ANDA SEBAGAI PIMPINAN APAKAH PERLU KOMUNIKASI DUA ARAH?
Untuk
mengetahui apakah Anda memang perlu membangun komunikasi dua arah, coba jawab
beberapa pertanyaan berikut:
1.
Apakah anak buah atau bawahan Anda
sering datang kepada Anda dan secara nyaman menyampaikan ”unek-unek” mereka?
2.
Apakah Anda dan tim Anda bisa saling
menerima kritik tanpa mengambil sikap defensif?
3.
Apakah Anda tahu rasa frustrasi,
masalah, keinginan, minat anggota tim Anda?
4. Apakah Anda sering menanyakan
pendapat atau MANU MENERIMA masukan dari anggota tim tentang suatu keputusan
yang akan Anda ambil?
5.
Apakah dalam rapat dengan tim, ada
kebebasan menyatakan pendapat, memberi usulan dan saran?
6.
Apakah anda marah atau menutup
telinga dari seuah usulan?
7. Apakah anda sering menghasut kepada pimpinan?

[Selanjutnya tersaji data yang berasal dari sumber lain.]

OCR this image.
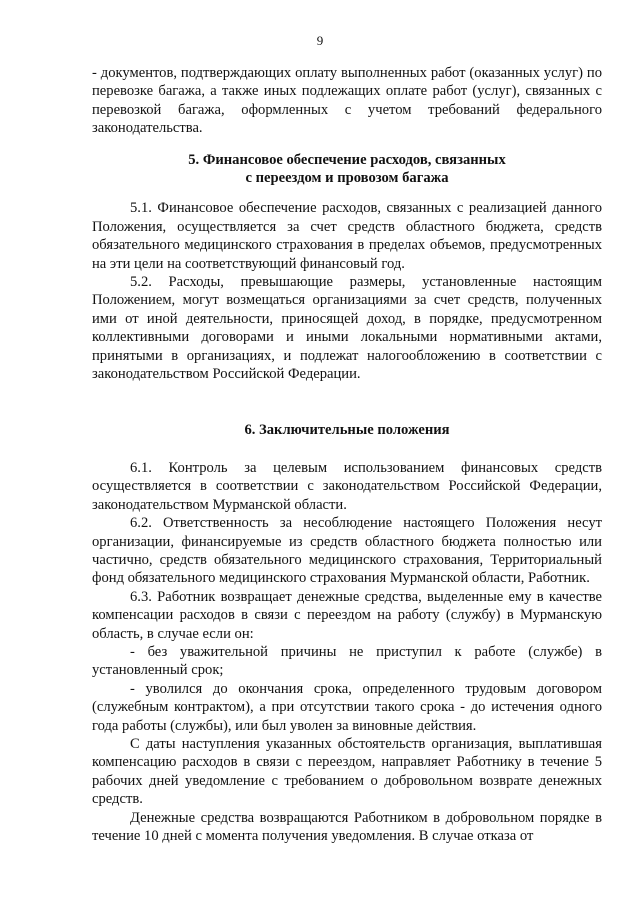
9

- документов, подтверждающих оплату выполненных работ (оказанных услуг) по перевозке багажа, а также иных подлежащих оплате работ (услуг), связанных с перевозкой багажа, оформленных с учетом требований федерального законодательства.

5. Финансовое обеспечение расходов, связанных
с переездом и провозом багажа

5.1. Финансовое обеспечение расходов, связанных с реализацией данного Положения, осуществляется за счет средств областного бюджета, средств обязательного медицинского страхования в пределах объемов, предусмотренных на эти цели на соответствующий финансовый год.

5.2. Расходы, превышающие размеры, установленные настоящим Положением, могут возмещаться организациями за счет средств, полученных ими от иной деятельности, приносящей доход, в порядке, предусмотренном коллективными договорами и иными локальными нормативными актами, принятыми в организациях, и подлежат налогообложению в соответствии с законодательством Российской Федерации.

6. Заключительные положения

6.1. Контроль за целевым использованием финансовых средств осуществляется в соответствии с законодательством Российской Федерации, законодательством Мурманской области.

6.2. Ответственность за несоблюдение настоящего Положения несут организации, финансируемые из средств областного бюджета полностью или частично, средств обязательного медицинского страхования, Территориальный фонд обязательного медицинского страхования Мурманской области, Работник.

6.3. Работник возвращает денежные средства, выделенные ему в качестве компенсации расходов в связи с переездом на работу (службу) в Мурманскую область, в случае если он:

- без уважительной причины не приступил к работе (службе) в установленный срок;

- уволился до окончания срока, определенного трудовым договором (служебным контрактом), а при отсутствии такого срока - до истечения одного года работы (службы), или был уволен за виновные действия.

С даты наступления указанных обстоятельств организация, выплатившая компенсацию расходов в связи с переездом, направляет Работнику в течение 5 рабочих дней уведомление с требованием о добровольном возврате денежных средств.

Денежные средства возвращаются Работником в добровольном порядке в течение 10 дней с момента получения уведомления. В случае отказа от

8. apakah anda dalam berkomunikasi menyampaikan pendapat dengan bahasa yang baik?
Jika
sebagian besar jawaban Anda adalah ”tidak”, maka kemungkinan besar Anda perlu
membangun komunikasi dua arah. Namun, jika sebaliknya, jawaban Anda kebanyakan
adalah ”Ya”, Anda telah memupuk terjadinya komunikasi dua arah, namun tidak ada
salahnya untuk menyimak beberapa kendala komunikasi dan usulah strategi
komunikasi berikut.
KENDALA
KOMUNIKASI
Roger
Neugebauer dalam artikelnya, ”Communication: A two-way Street” mengungkapkan
beberapa kendala yang sering dialami oleh sebuah organisasi dalam berkomunikasi
dua arah. Protectiveness (Perlindungan).
Pimpinan seringkali tidak
memberitahukan informasi tertentu pada karyawannya atau timnya karena takut
akan menyakiti hati karyawan. Alasan lain adalah bahwa pimpinan menganggap
bahwa informasi tersebut harus dilindungi, dan bukan untuk konsumsi karyawan
karena karyawan tidak akan mungkin mengerti apa yang akan disampaikan.
Demikian
pula dengan karyawan, mereka sering tidak menyampaikan informasi tertentu
kepada pimpinan untuk melindungi dirinya dari tindakan pemecatan atau
peringatan. Mereka takut jika informasi disampaikan maka pimpinan akan marah,
lalu mendiskreditkan mereka, memberikan penilaian yang negatif terhadap mereka
(sehingga berdampak pada pengurangan anggaran yang dibrikan, kenaikan gaji yang kecil), atau bahkan yang paling
ekstrem adalah memberikan sanksi penundaan kenaikan gaji berkala, penundaan kenaikan pangkat bahkan memecat mereka.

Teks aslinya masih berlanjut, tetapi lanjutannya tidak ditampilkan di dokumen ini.